De asombro en asombro, María Luisa no sabía si contemplar la plaza descomunal y su alboroto de indios, españoles, mestizos y negros, o atender el deseo de conocer a quien desde la clausura del convento había hecho de su entrada una sorpresa mayúscula. Si Tomás no entendió que la monja lo igualaba a Neptuno como marqués de esa zona lacustre y que el arco llevaba ya la intención de atender algo urgente como era el desbordamiento de las aguas de esa ciudad que conforme crecía se complicaba, ella en cambio comprendió que la referencia a su hermosura, donde decía la monja los pinceles habían hecho agravios en su intento por ser fiel copia de los virreyes, era un intercambio de fineza política. Mientras los alababa comparándolos con dioses romanos, capaces de someter tormentas, indicaba, como un hábil consejero, las tareas urgentes que la ciudad demandaba. Sin duda la monja era alguien que ella, sedienta de belleza e inteligencia, tenía que conocer.
Refugio despertó esa mañana fría de abril, y después de asearse en la jofaina y atarse en un chongo el cabello entrecano a la nuca, se echó encima el chal de lana. Iría a misa. Últimamente era lo primero que hacía en el día, antes de pensar, antes de repasar la vida, de lamentar el estado de las cuentas, de ponderar su soledad. Incluso antes de que pasara Isidro con los botes de leche y que la sirvienta ya estuviera barriendo el patio. Le gustaba evitar el
buenos días
tanto como sus pensamientos.
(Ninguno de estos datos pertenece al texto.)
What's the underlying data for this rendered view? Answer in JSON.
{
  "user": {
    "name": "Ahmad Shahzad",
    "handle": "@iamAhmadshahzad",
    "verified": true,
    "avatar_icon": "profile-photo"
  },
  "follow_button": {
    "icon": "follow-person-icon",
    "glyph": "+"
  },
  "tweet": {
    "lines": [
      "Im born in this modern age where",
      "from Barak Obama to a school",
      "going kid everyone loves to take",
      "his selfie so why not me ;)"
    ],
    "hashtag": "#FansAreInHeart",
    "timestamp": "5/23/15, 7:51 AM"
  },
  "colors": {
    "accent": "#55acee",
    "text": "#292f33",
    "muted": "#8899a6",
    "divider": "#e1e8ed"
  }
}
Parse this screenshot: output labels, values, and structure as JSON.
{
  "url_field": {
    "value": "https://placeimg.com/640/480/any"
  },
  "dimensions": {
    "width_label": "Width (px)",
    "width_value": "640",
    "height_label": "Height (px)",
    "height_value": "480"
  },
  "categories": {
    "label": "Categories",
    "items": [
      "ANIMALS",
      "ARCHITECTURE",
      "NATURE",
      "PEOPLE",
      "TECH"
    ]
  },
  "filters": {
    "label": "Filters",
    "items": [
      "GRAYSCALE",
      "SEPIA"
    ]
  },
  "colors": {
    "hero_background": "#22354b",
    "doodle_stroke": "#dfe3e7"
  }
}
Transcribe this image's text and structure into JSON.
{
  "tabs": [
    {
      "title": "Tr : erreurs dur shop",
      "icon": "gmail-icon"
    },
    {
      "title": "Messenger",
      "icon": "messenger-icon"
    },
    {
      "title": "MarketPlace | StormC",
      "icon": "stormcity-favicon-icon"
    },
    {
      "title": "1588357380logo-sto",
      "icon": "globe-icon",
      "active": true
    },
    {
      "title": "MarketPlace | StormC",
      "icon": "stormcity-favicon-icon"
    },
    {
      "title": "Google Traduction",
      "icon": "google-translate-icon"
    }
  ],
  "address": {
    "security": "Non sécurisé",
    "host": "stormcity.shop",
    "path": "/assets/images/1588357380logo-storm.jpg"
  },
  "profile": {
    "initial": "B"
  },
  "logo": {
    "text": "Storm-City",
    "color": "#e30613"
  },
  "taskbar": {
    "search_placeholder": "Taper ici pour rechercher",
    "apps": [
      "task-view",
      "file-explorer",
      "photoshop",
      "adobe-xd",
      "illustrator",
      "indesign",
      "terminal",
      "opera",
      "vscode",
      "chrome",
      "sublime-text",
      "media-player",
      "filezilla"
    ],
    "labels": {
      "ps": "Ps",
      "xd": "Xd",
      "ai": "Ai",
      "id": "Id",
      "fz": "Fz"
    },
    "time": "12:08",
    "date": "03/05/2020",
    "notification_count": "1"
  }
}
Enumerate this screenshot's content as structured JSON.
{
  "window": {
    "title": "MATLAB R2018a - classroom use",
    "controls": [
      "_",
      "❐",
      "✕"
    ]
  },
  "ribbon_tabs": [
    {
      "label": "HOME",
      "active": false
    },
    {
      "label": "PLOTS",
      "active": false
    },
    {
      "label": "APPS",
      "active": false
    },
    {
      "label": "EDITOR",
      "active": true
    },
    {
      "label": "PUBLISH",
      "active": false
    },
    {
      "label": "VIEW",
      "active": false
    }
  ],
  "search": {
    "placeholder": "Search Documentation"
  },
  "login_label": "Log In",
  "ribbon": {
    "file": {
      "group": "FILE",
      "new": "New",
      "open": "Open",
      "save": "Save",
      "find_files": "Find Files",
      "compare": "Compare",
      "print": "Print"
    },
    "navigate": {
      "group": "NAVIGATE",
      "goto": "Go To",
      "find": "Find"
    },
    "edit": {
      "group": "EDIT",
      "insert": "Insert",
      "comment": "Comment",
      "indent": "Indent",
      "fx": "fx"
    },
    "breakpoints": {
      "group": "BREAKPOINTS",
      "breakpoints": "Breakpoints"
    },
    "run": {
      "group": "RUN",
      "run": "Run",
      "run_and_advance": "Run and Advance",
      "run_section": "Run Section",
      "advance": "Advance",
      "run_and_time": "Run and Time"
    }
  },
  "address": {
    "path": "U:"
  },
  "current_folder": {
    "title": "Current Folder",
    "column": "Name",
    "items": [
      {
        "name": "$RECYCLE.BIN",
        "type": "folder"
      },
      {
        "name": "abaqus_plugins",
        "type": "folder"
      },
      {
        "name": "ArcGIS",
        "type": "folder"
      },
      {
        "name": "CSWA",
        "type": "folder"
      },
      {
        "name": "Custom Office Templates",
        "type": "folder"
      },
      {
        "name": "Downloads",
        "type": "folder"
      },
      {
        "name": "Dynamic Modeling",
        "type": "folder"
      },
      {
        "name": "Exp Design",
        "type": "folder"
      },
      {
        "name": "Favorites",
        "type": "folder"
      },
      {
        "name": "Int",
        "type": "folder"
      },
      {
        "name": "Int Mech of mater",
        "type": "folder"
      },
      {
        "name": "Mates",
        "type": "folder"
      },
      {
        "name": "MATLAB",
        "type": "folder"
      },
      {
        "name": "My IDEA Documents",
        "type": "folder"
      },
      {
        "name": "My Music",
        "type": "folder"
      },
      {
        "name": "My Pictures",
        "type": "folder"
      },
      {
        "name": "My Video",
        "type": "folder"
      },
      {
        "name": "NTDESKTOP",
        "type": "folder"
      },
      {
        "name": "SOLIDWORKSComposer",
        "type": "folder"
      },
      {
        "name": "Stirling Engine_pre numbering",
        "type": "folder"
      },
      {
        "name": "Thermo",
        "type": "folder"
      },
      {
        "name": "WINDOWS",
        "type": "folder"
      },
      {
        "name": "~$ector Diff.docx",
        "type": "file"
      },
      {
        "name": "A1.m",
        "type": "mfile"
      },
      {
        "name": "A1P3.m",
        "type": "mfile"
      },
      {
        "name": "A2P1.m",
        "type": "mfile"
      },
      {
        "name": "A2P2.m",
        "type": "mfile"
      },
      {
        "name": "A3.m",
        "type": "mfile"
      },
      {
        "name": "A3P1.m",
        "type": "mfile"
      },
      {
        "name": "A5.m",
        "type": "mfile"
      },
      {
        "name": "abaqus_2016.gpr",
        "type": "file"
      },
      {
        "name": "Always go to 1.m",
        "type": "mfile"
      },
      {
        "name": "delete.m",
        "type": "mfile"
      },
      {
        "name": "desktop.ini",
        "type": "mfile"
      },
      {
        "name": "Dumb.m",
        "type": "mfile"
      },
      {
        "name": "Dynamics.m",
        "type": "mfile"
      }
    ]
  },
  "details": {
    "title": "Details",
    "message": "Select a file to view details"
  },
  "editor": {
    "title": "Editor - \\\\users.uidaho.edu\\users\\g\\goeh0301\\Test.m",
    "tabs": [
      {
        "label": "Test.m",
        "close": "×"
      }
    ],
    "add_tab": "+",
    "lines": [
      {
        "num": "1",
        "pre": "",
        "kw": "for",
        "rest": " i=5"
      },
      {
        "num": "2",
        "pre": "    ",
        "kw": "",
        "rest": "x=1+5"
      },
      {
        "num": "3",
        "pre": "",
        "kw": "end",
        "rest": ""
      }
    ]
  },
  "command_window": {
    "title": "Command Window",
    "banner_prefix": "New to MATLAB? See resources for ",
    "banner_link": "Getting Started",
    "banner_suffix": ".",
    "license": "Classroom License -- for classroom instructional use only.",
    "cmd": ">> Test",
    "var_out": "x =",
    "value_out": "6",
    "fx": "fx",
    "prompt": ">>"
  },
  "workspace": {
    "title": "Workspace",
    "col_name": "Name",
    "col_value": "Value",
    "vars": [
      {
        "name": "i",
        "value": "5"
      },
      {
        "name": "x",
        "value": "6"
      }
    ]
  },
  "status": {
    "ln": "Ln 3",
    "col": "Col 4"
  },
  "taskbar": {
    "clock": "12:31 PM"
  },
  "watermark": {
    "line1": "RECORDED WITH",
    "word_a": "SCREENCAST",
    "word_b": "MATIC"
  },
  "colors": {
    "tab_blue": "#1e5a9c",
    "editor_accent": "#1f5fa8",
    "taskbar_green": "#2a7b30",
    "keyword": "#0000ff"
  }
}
Parecía que Casia adivinaba la buena o mala fortuna de sus amaneceres, porque comentaba siempre algo: "¿Pasó mala noche?, ¿qué le está preocupando?" Sí, efectivamente su cara de recién salida del sueño transparentaba sus pesares. Echó a andar calle abajo entre el empedrado y volvió a la vida por el aire helado de la montaña intentando comprender las razones de su disgusto.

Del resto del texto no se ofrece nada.